Seems to me that this movie is an expensive American knock-off of last year's wonderful low budget Korean flick "The Host" - I can hear the meeting now... "Let's make the charming and sympathetic Korean family who personally fight and finally, sustaining heartbreaking losses defeat the sea monster and make them American yuppies - that way it's more fun to put them through all this schlocky terror. And obviously we do it in New York cause we can tap into the whole 9/11 thing. Just like Godzilla and Tokyo after the bomb!" High fives ensued all around...

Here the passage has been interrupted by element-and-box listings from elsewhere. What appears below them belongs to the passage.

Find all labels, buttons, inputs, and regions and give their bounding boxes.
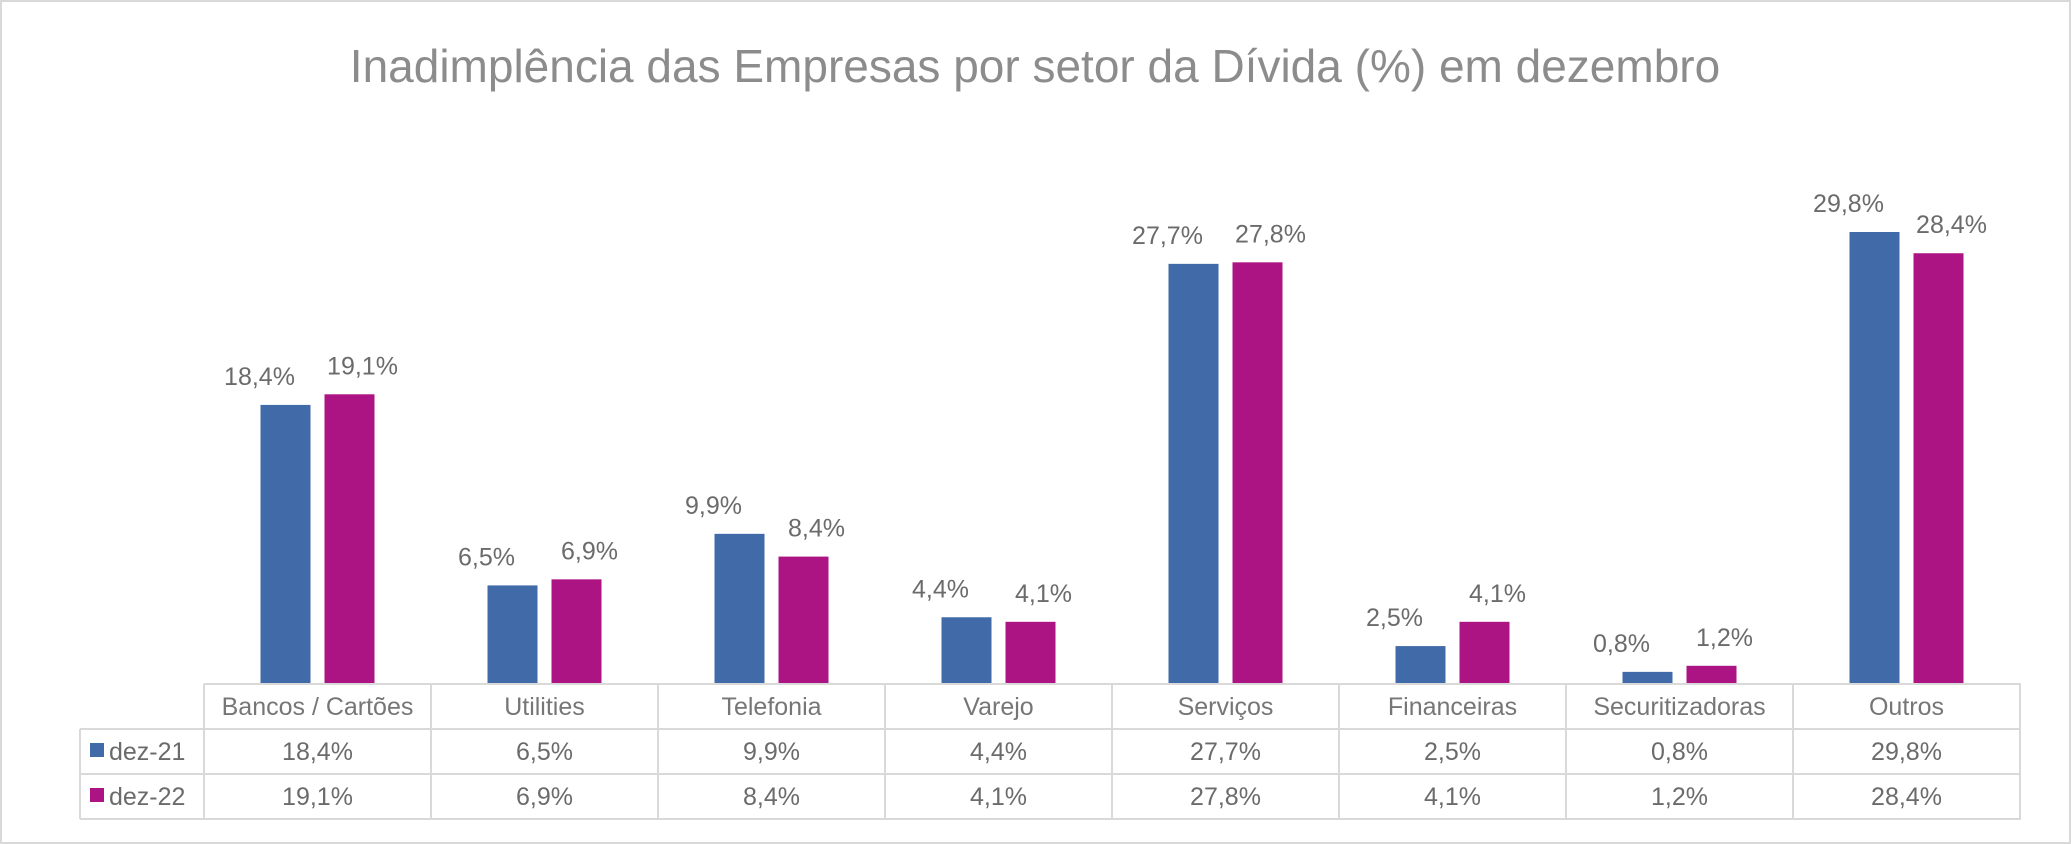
bar-dez-22-2: [778, 556, 829, 684]
data-label-dez-21-6: 0,8%: [1593, 630, 1650, 658]
category-label-7: Outros: [1869, 693, 1944, 721]
bar-dez-21-6: [1622, 671, 1673, 684]
data-label-dez-21-4: 27,7%: [1132, 222, 1203, 250]
bar-dez-22-5: [1459, 621, 1510, 684]
data-label-dez-22-2: 8,4%: [788, 515, 845, 543]
bar-dez-21-1: [487, 585, 538, 684]
table-cell-dez-21-3: 4,4%: [970, 738, 1027, 766]
data-label-dez-21-1: 6,5%: [458, 543, 515, 571]
legend-key-dez-21: [90, 743, 104, 757]
bar-dez-22-3: [1005, 621, 1056, 684]
table-cell-dez-21-5: 2,5%: [1424, 738, 1481, 766]
bar-dez-22-6: [1686, 665, 1737, 684]
category-label-1: Utilities: [504, 693, 585, 721]
category-label-4: Serviços: [1178, 693, 1274, 721]
bar-dez-21-5: [1395, 646, 1446, 684]
table-cell-dez-21-4: 27,7%: [1190, 738, 1261, 766]
data-labels-layer: 18,4% 19,1% 6,5% 6,9% 9,9% 8,4% 4,4% 4,1% 27,7% 2…: [224, 190, 1987, 658]
category-label-2: Telefonia: [721, 693, 821, 721]
data-label-dez-22-0: 19,1%: [327, 352, 398, 380]
bar-dez-22-7: [1913, 253, 1964, 684]
table-cell-dez-22-1: 6,9%: [516, 783, 573, 811]
legend-label-dez-21: dez-21: [109, 738, 185, 766]
data-label-dez-22-1: 6,9%: [561, 537, 618, 565]
bar-dez-21-2: [714, 533, 765, 684]
data-label-dez-21-7: 29,8%: [1813, 190, 1884, 218]
bar-dez-21-0: [260, 404, 311, 684]
data-label-dez-22-4: 27,8%: [1235, 220, 1306, 248]
legend-label-dez-22: dez-22: [109, 783, 185, 811]
data-label-dez-22-3: 4,1%: [1015, 580, 1072, 608]
data-label-dez-21-5: 2,5%: [1366, 604, 1423, 632]
data-label-dez-21-0: 18,4%: [224, 363, 295, 391]
table-cell-dez-22-6: 1,2%: [1651, 783, 1708, 811]
data-label-dez-21-3: 4,4%: [912, 575, 969, 603]
table-cell-dez-21-7: 29,8%: [1871, 738, 1942, 766]
bars-layer: [260, 232, 1964, 684]
bar-dez-21-3: [941, 617, 992, 684]
table-cell-dez-22-2: 8,4%: [743, 783, 800, 811]
category-label-0: Bancos / Cartões: [222, 693, 414, 721]
data-label-dez-21-2: 9,9%: [685, 492, 742, 520]
category-label-6: Securitizadoras: [1593, 693, 1765, 721]
category-label-5: Financeiras: [1388, 693, 1517, 721]
data-label-dez-22-7: 28,4%: [1916, 211, 1987, 239]
table-cell-dez-22-0: 19,1%: [282, 783, 353, 811]
table-cell-dez-22-3: 4,1%: [970, 783, 1027, 811]
chart-title: Inadimplência das Empresas por setor da …: [350, 40, 1720, 92]
bar-dez-22-1: [551, 579, 602, 684]
table-cell-dez-21-1: 6,5%: [516, 738, 573, 766]
category-label-3: Varejo: [963, 693, 1033, 721]
data-table: Bancos / Cartões Utilities Telefonia Varejo…: [79, 683, 2021, 820]
table-cell-dez-22-7: 28,4%: [1871, 783, 1942, 811]
bar-dez-22-0: [324, 394, 375, 684]
legend-key-dez-22: [90, 788, 104, 802]
table-cell-dez-22-4: 27,8%: [1190, 783, 1261, 811]
table-cell-dez-21-2: 9,9%: [743, 738, 800, 766]
bar-dez-21-7: [1849, 232, 1900, 684]
data-label-dez-22-5: 4,1%: [1469, 580, 1526, 608]
data-label-dez-22-6: 1,2%: [1696, 624, 1753, 652]
table-cell-dez-21-6: 0,8%: [1651, 738, 1708, 766]
table-cell-dez-21-0: 18,4%: [282, 738, 353, 766]
table-cell-dez-22-5: 4,1%: [1424, 783, 1481, 811]
bar-dez-21-4: [1168, 263, 1219, 684]
bar-dez-22-4: [1232, 262, 1283, 684]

Friday, January 18, 2008 02:26 PM

LXguy

You had a point?

Really?

I'm sorry that I referred to myself as a thinking and feeling human being. Apparently this is an unforgivable sin of self-aggrandizement.

You win!

Friday, January 18, 2008 02:43 PM

?!

This review contains several misstatements. I don't have time to list them all, but for instance -- There is no point in the film at which it is not ENTIRELY clear who is holding the camera. It only changes hands once near the end, and it's very obvious when it does. Two, there is PLENTY of suspense, of the same kind as you would see in ANY disaster film, and when they're in buildings, there's plenty of the monster-movie type suspense as well. Thirdly -- Does EVERY film with a disaster in it that takes place in Manhattan HAVE to be compared to 9-11 now??? GET OVER IT. I HAVE and I WAS THERE. Let's move on people, instead of choosing the most blunt and obvious analogy every time, shall we?

See the film for yourself, folks. It may not QUITE live up to the hype, but it's certainly a good deal better than this pittance of a review indicates. It also has among the most realistic production design I've ever seen in a movie, and the effects are nearly flawless. If you liked the xeno-ecology of last year's The Mist, you'll love the creature work in this film too.

In closing, this was a very silly review.